When asked about the stuffed animal in question, Ben just laughed sheepishly and said, "... yeah, but he's still "Lion."
"Lion" has been well-loved, and anything that is loved well loses none of its intrinsic value just because its mane is missing, its fur is patchy, its tail is docked, and its stuffing has been replaced time and time again.
That sentence spoke straight to my heart, because we were all there in Galveston celebrating not only four family birthdays, but also Tom's and my anniversary, our thirty-sixth. I too would say that, as a couple, we have loved well and have been well-loved. I look at myself in the mirror, and though thankfully I still recognize who I see there, the reflection isn't quite that of the blushing bride of so many years ago. The pictures perched on our shelves and hanging from our walls show the ever-changing, morphing transformations of time, but on the inside... where it really counts... we are both still "Lion."
There were a couple of things I would say that had a profound effect on me during my teens as far as recognizing and placing importance on inner beauty. One, strangely enough, came by way of a medical drama on television in the 70s. May have been "Marcus Welby, M.D.," or perhaps "Medical Center,"... doesn't really matter. The content of one episode in particular imprinted on me.
The basic plot revolved around a young woman who had lost her eyesight when she was a child. The doctors were fairly certain that a new surgical technique could give her back her vision. However, this woman's husband was adamant that he didn't want her to have the operation. The medical professionals couldn't understand his reluctance to such a wonderful opportunity for his wife, until he explained why.
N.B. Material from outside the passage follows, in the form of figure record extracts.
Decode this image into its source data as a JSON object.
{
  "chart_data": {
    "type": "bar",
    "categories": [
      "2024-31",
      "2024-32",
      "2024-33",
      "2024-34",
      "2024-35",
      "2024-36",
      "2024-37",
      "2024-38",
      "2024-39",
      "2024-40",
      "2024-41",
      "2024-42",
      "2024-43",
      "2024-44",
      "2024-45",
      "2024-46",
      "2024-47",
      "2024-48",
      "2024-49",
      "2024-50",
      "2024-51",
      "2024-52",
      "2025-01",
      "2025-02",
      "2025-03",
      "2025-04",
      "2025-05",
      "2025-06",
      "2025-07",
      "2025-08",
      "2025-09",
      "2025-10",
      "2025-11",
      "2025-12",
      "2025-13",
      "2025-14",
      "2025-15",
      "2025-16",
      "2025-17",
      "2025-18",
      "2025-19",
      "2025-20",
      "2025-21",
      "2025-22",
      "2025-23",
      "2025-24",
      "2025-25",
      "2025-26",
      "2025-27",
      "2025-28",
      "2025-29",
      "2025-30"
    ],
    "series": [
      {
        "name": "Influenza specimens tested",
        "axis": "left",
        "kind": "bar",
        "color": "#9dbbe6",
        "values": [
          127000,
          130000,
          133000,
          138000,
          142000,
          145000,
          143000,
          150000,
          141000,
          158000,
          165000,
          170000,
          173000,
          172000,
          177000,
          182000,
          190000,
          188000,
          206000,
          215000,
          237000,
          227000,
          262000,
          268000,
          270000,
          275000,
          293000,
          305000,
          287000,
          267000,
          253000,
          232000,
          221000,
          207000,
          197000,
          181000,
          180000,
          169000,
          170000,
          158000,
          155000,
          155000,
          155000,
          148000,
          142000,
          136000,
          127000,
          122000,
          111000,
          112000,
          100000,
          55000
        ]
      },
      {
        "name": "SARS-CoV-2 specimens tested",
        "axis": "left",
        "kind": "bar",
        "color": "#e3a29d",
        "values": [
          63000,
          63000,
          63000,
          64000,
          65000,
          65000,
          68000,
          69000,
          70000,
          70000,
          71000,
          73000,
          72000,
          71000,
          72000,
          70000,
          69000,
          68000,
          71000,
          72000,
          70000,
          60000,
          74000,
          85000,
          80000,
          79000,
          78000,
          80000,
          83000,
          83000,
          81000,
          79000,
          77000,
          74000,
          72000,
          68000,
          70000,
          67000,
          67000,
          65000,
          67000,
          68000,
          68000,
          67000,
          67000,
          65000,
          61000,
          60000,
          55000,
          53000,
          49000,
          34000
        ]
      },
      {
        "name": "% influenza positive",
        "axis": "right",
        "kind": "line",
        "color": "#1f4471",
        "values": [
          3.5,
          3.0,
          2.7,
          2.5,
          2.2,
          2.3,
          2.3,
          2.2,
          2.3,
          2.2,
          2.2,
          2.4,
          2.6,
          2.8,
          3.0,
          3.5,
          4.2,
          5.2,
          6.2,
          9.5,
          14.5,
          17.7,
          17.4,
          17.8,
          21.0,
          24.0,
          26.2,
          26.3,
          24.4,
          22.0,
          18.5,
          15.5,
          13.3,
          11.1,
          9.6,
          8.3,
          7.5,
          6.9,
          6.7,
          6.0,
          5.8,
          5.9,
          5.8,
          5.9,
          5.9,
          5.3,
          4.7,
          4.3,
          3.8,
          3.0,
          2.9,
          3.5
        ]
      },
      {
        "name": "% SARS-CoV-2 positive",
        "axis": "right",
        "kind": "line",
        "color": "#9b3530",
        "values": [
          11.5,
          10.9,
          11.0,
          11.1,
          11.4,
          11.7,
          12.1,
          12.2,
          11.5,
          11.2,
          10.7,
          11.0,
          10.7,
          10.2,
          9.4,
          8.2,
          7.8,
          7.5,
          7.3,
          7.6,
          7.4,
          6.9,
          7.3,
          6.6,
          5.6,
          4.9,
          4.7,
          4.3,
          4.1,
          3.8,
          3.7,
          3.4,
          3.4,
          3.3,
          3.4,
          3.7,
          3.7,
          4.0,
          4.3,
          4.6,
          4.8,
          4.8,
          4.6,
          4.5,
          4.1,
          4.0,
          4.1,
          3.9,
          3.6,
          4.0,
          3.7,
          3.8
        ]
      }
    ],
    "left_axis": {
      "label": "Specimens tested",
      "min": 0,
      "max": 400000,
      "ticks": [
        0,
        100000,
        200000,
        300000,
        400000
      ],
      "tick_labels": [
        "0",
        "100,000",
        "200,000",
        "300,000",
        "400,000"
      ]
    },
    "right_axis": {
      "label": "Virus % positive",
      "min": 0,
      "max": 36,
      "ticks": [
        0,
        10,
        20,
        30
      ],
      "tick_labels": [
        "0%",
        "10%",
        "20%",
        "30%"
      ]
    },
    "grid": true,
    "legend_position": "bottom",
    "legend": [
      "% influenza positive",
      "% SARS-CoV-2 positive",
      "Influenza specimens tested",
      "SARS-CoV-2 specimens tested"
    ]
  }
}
The two of them had met, fallen in love, and gotten married all while this young woman was blind. The husband was a very plain man, a bit overweight, balding. His wife, on the other hand, was a very lovely woman. The husband was afraid that if his wife got her sight back, she wouldn't love him anymore. He reluctantly agreed that she should have the operation.
When the bandages were taken off, the wife was able to see again. The first person she called for was her husband, who was standing way in the back of the room. He didn't want to come forward because he was afraid of what she might say when she saw him. He finally approached, head down, tears streaming down his cheeks. Joy was mixed with fear. His wife asked him why he was crying. When he told her, she simply took his head in her hands, closed her eyes, and began touching his face, just as she had done for so many years of their lives together. She slowly felt his features, then, with the kindest words she said, "You are my husband, the man I fell in love with, the man I love today."
It mattered not the outside wrapping. Inside he was still... "Lion."
It gives me great happiness to know that Tom's love for me is not conditional on how well the exterior has been preserved, for though I try to take fairly good care of myself, it's hard to fight entropy. This body, this house of mine, was given as a gift... a gift by my Father to be used.
To live well. To love well. To serve well. It's not meant to be kept pristine. It's meant to be taken care of, certainly, for I truly believe that the body is the temple of the Holy Spirit...but it's not to be the master of my days. The only Master of my days is my Father, who desires for His gift to be used to the fullest. I'd hate to return home looking like I never took His present out of the package.
Nope. He looks at you and He looks at me with nothing but love in His eyes too. He sees the bumps and bruises, the scars we acquire from doing this thing called life. He sees rough hands from digging, hammering, washing. He sees the mom tummies never-to-be-flat-again from birthing babies. He sees the gray hairs and the wrinkles from years of praying, turning our stresses over to His capable hands. And He says,... "well done, good and faithful one."
God always sees past the periphery. Man looks on the outward appearance, the Bible says, but God looks at the heart. We could be a hundred years old, thin, worn, frazzled, spent, but in there, in the heart... where it really counts, to our beloved Daddy, we are all still... "Lion."